As our students continue to demonstrate actions that make our eyes widen and our stomachs turn, we become discouraged, defeated, and less able to get to the business of teaching and ‘administrating.’ BUT, what if we developed a professional culture in our schools that accepted and actually expected these higher level behaviors, just as we have always accepted and expected academic challenges?

This workshop is for teachers, administrators, and all educators interested in working together to address Tier 2 behaviors – most especially those behaviors that feel beyond what we can manage in a typical day and that we cannot teach around.

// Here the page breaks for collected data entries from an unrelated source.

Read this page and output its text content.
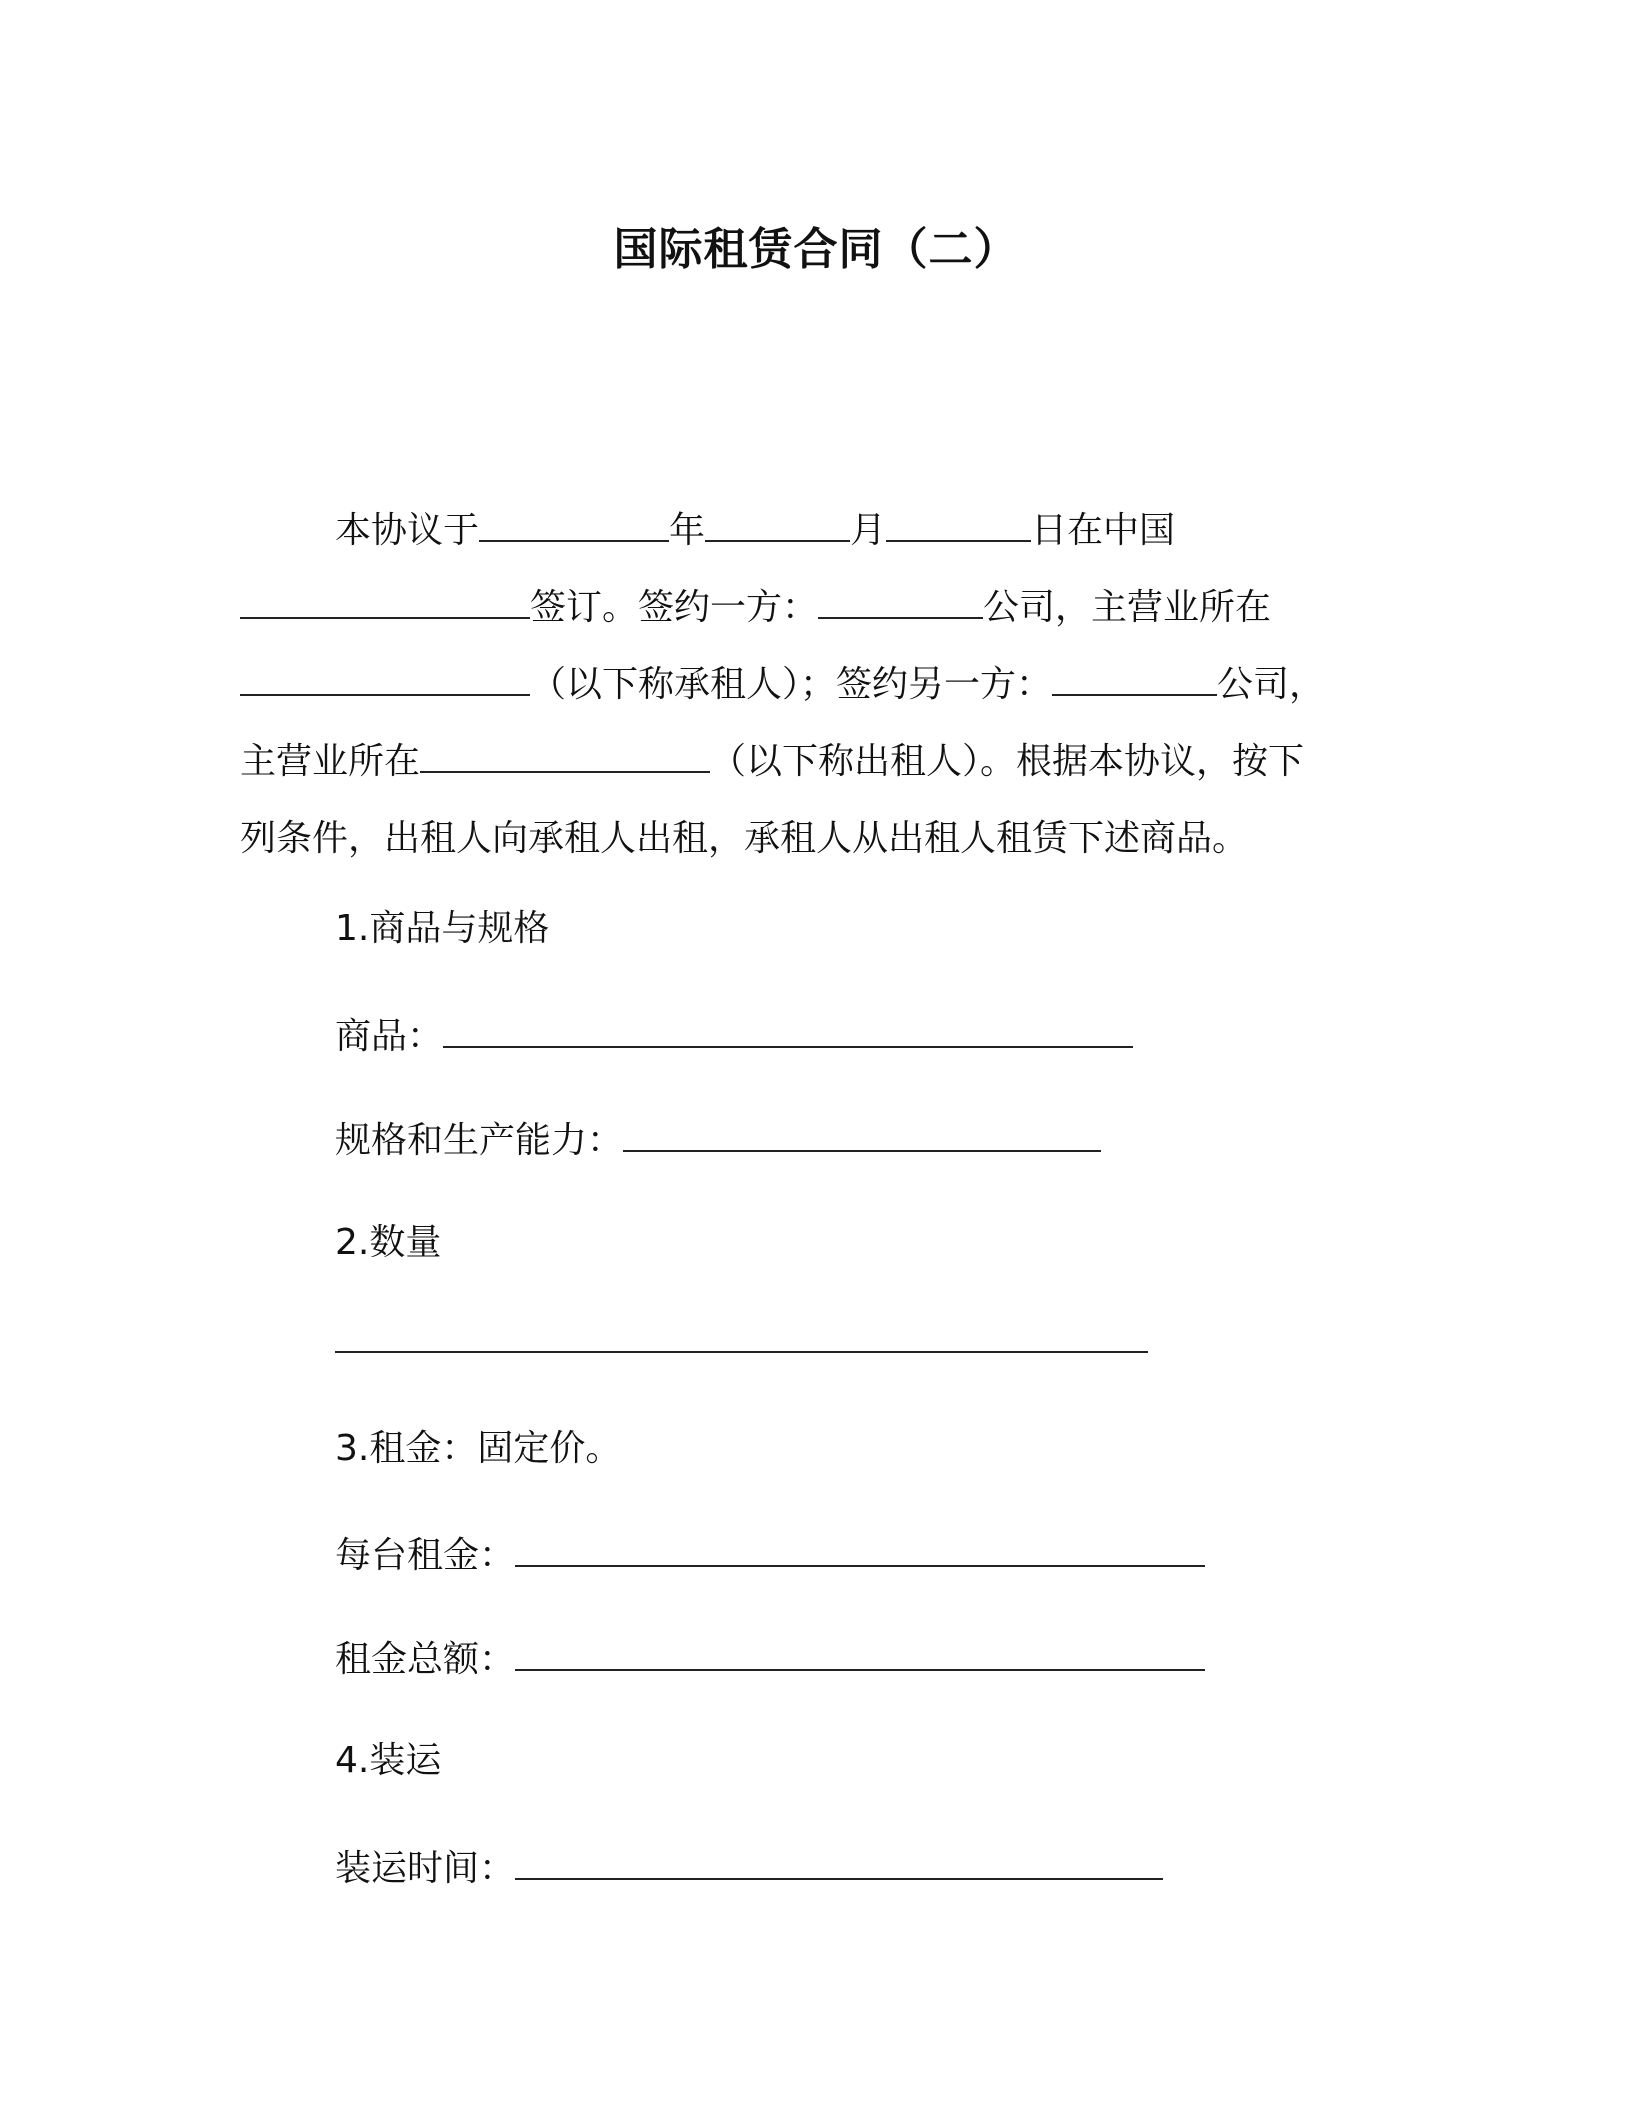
国际租赁合同（二）
本协议于	年	月	日在中国
签订。签约一方：	公司，主营业所在
（以下称承租人）；签约另一方：	公司，
主营业所在	（以下称出租人）。根据本协议，按下
列条件，出租人向承租人出租，承租人从出租人租赁下述商品。
1.商品与规格
商品：
规格和生产能力：
2.数量
3.租金：固定价。
每台租金：
租金总额：
4.装运
装运时间：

We will look at how your school can:

  • Decide, with consistency, what Tier 2 behaviors are for your school;
  • Identify the changes in Tier 1 behavior supports that would dramatically reduce Tier 2 behaviors;
  • Address serious causal factors behind some behaviors, such as trauma, lack of social skills, overwhelming environmental stressors;
  • Identify Tier 2 behaviors best handled in the classroom by the teacher and paraprofessional, and how they can be handled effectively in that setting;
  • Identify Tier 2 behaviors best handled by an administrator, and ways to handle them effectively;
    Identify what the administration can do to respond and support the classroom teacher who is handling Tier 2 behaviors;
  • Establish logical/restorative consequences that hold students accountable for their behavior;
    Develop a Student Support Center as a Tier 2 intervention for when a student should not remain in the classroom;
  • Use behavioral data to determine the effectiveness of interventions;
  • Evaluate whether rewards and incentives are working or not, and only use those that prove effective;
  • Alleviate the often strained relationships with parents/caregivers of children who are struggling;
  • Create a culture of support for one another, without judgement, that allows everyone to pull together, persevere, and be resilient when facing daily behavior challenges.

Audience: General and special education teachers, school and district administrators, guidance counselors, school social workers, school adjustment counselors, school psychologists, paraprofessionals, PreK-12.